KEOLIS 2018
Un bel embrouillamini chez ce géant du transport en délégation de Service Public (publié janv 2019)
Avec une activité de service public et un actionnaire à 70% public par le biais de la SNCF, Kéolis devrait avoir pour seul objectif la qualité des prestations rendues aux usagers.
Mais ce groupe est atteint par l’obsession du profit et s’ingénie à le masquer à l’aide de manœuvres financières bien trompeuses, comme le transfert massif des marges.
Les pertes structurelles accumulées à Lille ou Lyon semblent avoir un caractère bien fictif car, à chaque renouvellement de contrat, le groupe pose sa candidature : par amour des déficits ou des surfacturations de services ?
Les excédents d’exploitation dégagés par d’autres filiales sont immédiatement prélevés à la source réduisant à néant le résultat final.
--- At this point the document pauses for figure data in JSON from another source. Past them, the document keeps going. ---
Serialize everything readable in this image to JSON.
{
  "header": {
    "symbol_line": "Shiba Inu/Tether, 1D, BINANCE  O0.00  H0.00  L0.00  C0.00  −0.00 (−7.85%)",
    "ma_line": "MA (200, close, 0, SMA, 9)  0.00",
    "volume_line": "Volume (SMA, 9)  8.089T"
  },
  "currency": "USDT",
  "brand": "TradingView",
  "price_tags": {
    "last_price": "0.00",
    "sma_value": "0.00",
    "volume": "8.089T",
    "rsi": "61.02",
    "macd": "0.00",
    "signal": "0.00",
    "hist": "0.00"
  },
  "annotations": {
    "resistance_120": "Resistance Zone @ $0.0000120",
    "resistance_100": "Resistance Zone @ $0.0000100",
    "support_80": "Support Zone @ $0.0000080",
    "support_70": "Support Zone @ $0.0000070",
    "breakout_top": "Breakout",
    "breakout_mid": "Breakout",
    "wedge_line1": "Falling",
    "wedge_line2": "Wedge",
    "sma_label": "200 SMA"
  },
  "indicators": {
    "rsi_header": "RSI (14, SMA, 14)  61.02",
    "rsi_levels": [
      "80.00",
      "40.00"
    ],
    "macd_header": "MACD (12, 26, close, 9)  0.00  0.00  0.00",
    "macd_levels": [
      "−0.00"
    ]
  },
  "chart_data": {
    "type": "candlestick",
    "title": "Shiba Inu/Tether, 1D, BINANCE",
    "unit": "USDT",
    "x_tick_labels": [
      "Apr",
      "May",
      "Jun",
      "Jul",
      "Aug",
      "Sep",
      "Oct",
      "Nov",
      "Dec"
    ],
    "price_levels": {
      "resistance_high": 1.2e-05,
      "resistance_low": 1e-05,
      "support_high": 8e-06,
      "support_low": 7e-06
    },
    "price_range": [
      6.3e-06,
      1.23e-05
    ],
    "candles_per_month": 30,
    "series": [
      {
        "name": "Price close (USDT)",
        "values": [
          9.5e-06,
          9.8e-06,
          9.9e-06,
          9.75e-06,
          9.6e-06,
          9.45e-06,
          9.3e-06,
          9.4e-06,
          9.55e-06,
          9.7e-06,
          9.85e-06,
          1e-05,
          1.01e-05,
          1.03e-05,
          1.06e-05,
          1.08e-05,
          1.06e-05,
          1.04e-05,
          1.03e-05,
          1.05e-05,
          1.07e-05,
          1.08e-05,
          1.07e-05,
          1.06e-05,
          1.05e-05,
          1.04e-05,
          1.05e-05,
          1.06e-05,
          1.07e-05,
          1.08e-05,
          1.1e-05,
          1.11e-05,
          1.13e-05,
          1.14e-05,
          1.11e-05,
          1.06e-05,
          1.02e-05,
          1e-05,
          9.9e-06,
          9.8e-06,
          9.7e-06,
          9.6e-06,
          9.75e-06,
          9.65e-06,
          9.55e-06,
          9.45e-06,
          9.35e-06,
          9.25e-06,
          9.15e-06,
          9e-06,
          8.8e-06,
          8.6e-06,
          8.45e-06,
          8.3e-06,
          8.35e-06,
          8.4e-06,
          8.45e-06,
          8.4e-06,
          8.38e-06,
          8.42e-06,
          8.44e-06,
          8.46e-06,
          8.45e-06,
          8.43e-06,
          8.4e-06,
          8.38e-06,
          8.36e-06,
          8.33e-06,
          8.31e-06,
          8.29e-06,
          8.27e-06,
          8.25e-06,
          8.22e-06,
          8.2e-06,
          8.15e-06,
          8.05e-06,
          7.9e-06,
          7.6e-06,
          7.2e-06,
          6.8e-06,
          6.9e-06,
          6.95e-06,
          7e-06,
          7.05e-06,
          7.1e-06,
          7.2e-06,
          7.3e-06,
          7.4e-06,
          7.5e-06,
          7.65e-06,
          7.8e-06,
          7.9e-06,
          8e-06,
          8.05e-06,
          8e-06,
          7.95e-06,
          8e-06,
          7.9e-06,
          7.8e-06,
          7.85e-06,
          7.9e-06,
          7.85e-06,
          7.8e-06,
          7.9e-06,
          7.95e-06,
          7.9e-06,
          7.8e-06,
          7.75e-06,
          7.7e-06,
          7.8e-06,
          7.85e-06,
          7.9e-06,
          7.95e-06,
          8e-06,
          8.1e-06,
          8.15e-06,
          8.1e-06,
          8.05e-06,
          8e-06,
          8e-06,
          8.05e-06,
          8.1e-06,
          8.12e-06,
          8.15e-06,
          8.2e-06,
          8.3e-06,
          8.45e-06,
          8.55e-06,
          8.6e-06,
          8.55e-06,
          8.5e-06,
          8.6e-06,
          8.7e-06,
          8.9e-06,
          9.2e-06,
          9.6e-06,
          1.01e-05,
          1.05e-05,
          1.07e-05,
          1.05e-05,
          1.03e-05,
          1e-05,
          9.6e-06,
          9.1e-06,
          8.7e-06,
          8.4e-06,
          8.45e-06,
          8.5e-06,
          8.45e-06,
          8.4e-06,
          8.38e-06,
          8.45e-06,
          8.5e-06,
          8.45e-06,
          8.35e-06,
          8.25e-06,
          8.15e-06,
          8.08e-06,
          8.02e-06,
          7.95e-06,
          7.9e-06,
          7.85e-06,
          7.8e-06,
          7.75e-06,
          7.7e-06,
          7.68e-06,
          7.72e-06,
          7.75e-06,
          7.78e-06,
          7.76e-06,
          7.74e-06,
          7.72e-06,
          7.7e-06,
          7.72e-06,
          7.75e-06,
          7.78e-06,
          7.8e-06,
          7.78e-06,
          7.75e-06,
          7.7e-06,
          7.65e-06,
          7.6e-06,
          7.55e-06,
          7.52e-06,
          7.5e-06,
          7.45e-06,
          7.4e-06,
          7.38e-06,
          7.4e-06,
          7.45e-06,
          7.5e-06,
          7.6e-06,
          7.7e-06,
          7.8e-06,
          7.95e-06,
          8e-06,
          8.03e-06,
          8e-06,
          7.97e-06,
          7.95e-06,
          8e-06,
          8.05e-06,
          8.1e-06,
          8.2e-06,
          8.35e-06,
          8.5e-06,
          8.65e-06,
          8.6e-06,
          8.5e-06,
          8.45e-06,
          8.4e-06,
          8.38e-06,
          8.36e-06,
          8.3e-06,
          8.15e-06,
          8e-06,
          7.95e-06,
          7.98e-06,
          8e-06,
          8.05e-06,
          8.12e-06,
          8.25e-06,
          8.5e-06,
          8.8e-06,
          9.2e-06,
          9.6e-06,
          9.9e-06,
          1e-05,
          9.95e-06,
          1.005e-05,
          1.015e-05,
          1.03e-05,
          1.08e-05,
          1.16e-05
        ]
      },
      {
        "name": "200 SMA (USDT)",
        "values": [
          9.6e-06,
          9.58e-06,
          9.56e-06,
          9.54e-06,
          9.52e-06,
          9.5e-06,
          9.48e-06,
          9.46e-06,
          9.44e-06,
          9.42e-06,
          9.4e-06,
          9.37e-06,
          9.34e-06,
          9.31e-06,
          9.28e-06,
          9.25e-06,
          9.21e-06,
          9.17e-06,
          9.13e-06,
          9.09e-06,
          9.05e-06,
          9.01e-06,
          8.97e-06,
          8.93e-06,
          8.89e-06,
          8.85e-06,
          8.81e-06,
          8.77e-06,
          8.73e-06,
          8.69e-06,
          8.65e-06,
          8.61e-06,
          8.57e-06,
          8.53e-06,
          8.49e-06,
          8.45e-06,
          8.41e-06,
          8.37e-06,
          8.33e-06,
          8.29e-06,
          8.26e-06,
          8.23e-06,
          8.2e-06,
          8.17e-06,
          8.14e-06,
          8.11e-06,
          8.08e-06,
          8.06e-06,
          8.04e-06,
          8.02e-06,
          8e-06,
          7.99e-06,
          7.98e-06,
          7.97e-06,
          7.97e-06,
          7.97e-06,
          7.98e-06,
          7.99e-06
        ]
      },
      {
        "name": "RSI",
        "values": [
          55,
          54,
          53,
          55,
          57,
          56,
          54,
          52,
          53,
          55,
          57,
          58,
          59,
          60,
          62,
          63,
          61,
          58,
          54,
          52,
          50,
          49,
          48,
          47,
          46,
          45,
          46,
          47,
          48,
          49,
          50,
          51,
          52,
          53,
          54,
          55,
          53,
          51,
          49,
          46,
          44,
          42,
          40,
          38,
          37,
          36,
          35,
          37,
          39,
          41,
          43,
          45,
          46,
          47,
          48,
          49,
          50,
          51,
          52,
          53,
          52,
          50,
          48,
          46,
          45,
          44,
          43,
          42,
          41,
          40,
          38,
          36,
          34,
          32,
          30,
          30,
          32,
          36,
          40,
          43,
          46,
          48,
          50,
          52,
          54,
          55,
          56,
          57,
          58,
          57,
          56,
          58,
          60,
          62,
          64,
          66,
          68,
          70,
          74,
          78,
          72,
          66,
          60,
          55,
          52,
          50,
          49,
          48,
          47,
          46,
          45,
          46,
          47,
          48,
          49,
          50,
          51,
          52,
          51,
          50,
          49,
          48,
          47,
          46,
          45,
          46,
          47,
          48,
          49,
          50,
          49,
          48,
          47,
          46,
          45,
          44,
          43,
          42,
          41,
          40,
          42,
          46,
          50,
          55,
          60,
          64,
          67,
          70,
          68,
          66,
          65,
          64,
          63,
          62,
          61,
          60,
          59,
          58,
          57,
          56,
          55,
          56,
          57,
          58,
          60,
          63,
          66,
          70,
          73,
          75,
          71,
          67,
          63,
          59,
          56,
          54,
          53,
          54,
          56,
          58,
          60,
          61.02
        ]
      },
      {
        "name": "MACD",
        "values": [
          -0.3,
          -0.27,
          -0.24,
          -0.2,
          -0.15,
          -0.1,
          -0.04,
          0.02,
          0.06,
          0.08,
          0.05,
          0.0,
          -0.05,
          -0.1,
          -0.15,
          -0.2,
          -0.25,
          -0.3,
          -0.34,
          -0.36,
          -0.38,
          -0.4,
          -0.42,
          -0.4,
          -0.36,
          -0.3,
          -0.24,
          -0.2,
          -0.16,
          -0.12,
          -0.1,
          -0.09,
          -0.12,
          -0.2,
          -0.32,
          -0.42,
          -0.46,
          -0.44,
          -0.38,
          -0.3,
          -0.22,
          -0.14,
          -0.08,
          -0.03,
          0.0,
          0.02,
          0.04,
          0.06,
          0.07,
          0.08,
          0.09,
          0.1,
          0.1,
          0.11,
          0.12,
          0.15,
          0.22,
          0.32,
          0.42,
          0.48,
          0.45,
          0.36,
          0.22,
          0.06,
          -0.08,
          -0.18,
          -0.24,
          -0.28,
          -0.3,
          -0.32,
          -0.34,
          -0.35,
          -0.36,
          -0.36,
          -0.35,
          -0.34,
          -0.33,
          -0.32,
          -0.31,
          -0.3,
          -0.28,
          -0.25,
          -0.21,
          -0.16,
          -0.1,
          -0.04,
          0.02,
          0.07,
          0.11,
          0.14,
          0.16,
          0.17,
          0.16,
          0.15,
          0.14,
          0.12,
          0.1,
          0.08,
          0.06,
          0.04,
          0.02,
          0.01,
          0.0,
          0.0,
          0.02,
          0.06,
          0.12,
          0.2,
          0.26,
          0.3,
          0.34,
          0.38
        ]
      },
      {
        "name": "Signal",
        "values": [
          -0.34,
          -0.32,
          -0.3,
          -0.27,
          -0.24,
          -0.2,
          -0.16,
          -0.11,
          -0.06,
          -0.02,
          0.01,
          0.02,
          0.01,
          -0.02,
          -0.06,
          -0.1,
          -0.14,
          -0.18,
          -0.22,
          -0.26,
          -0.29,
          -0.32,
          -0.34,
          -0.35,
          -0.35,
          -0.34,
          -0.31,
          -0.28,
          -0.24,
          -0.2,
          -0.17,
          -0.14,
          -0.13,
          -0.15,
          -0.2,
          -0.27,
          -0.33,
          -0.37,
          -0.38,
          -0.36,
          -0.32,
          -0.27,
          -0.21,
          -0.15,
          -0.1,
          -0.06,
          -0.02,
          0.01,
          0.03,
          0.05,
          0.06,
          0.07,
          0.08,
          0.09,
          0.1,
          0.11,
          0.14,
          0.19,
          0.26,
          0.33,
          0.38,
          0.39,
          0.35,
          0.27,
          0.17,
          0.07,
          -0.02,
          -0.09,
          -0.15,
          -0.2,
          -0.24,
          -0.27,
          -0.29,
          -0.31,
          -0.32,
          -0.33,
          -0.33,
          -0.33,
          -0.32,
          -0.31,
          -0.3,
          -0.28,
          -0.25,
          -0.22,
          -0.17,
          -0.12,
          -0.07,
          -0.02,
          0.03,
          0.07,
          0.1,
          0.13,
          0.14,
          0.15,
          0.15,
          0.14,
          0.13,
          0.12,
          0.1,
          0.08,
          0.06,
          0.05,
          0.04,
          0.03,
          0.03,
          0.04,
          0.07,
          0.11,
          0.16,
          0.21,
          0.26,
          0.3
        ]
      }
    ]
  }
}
Parmi les « victimes », on peut citer Dijon, Caen, Quimper Amiens et bien d’autres encore…
Enfin, la trésorerie souvent abondante des filiales de transport fait l’objet de prêt sans intérêt à la maison mère, qui, à son tour, les prête….avec intérêt.
Kéolis Bordeaux fait figure d’exception car depuis le renouvellement de son contrat en 2015, les bénéfices sont clairement affichés.
Le but de ces manipulations comptables est d’améliorer sans cesse les résultats pour l’actionnaire.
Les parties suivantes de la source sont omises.